This week I am going to talk about HIIT training, what is it, why you should try it, and what the best way to get started is. I’ve always loved HIIT training, and that’s why I incorporated it into my new September Reset Challenge online. I will talk a bit about that also. I am also sharing my favourite flapjacks recipe — they’re perfect to pop in the kids’ lunch box, to bring to work as an elevenses snack &andalso as a pre/post workout pick-me-up.
During my running career, I spent about three hours most days training. My exercise load was big and I really enjoyed most of it. The point of all the training was to get ready to perform in races. My workday was training, the track was the office (the Oval office!).
When I stopped running for a living my daily routine changed.

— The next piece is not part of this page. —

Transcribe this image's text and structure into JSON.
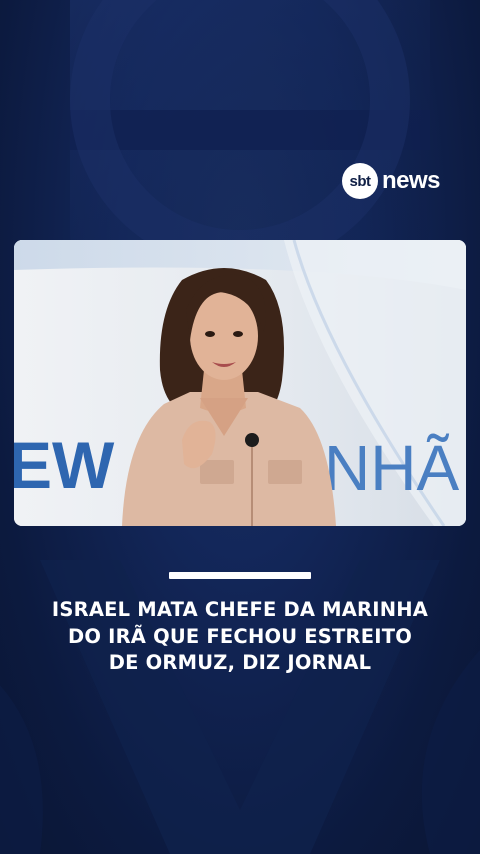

I spent far less time training and far more time working at a desk or with the kids. The shift was massive and definitely challenging in terms of staying fit. I stumbled across HIIT training shortly after I retired from athletics.
High Intensity Interval Training (HIIT) is basically working hard, resting, and working hard in a continuous way for a period of time with an elevated heart rate. My HIIT workout preference is for it to be 20 minutes long — I find any longer than 20 minutes and I struggle a little.
The exercises vary depending on which training session you do. They could be short bursts of hill sprints or circuit work or gym-based. I prefer doing a workout to going for a long run. That might be a reflection on the fact that the HIIT only lasts 20 minutes and is not too dissimilar to parts of my past training regime. Basically hard but short efforts — perfect for a girl who formerly ran for just 12 seconds as a career.
I tend to do HIIT workouts if I know I won’t make it to the gym or it’s lashing rain outside.
HIIT workouts are a great starting point if you’re looking to train at home.
HIIT training is claimed to help burn fat and build muscle. It’s become a really popular way for people of all abilities to train. Many HIIT sessions will have really familiar exercises. They tend to be full-body exercises like burpees. If you are considering giving HIIT training a go as an alternative to your current training regime I would definitely recommend it. Who can resist a training session that promises so much yet only takes 20 minutes and can be done in your living room?
The juggle in recent months has been crazy. Most recently I’ve been filming Ireland’s Fittest Family while juggling the rest of my workload & life (with my little lady starting school). But I’ve made a conscious decision to carve out time in the weeks ahead for myself. I’m excited to have my new challenge, The Hiit Reset 28 day challenge, to get stuck into which starts this Monday, the 21st on my website and in my private facebook group.
If you fancy taking some time for yourself I’d love you to join me and get stuck into 28 days of new workouts that are simple to do at home. I believe this reset challenge will help lots of people, like me, to reset their health goals, during a bit of a crazy time.
To finish, HIIT training is a great idea to try and if you’d like to do it through Live workouts with a fantastic coach you should pop over to my site to join the 28-day challenge.
When doing HIIT training — during your work periods, aim to push yourself as hard as you can, while maintaining proper form. If you start to lose form then slow down or modify to suit your ability. It’s a great one to do with a training buddy as you can both be doing the same exercise and session; just at a tempo that challenges you.
Wellness Tip: Aim to make a batch of healthy snacks each week. This will make you less likely to buy the more processed snacks when you’re on the go. The flapjacks recipe below is perfect, as the 12 bars should get you through the week, with some spare for sharing. Other good examples are energy balls or homemade scones
It’s easy to spend money on seemingly healthy flapjacks but it’s a much better option to make these yourself.
30 mins, plus time to cool.
- 240g jumbo porridge oats
- 100g desiccated coconut
- 100g pecan nuts, roughly chopped
- 2 tbsp chia seeds
- 6 tbsp water
- 6 tbsp honey
- 4 tbsp coconut oil
- 1 tsp vanilla
- 2 egg
- 4 medjool dates, chopped
- 60g dried mango, chopped
Line a metal baking tin with parchment paper so that it overlaps the sides. Preheat the oven 150 degrees.
Spread the oats, coconut, and pecans on a baking tin and bake for about 10 minutes. Meanwhile, in a small bowl, mix the chia seeds and water to make a gel — and set aside.
Melt the honey, coconut oil, and vanilla extract in a large pan over a low heat. Remove from the heat and leave to cool slightly. Stir the chia gel into the honey mixture, one tablespoon at a time, ensuring each one dissolves fully before adding the next.
Add the egg and stir until smooth. Stir in the dates, mango, and a pinch of salt and mix well.
Tip the toasted porridge mix into the pan and stir until combined.
Increase the oven to 180 degrees. Scrape the mix into the prepared baking tin and spread out evenly, pressing down with the back of a spoon.
Bake for 25-30 minutes until the top is golden brown and firm. Remove from the oven and leave to cool for 30 minutes.
To remove from the tin, take hold of the parchment paper and simply lift the granola slab out.
Cut the slab into bars and store in an airtight container in the fridge.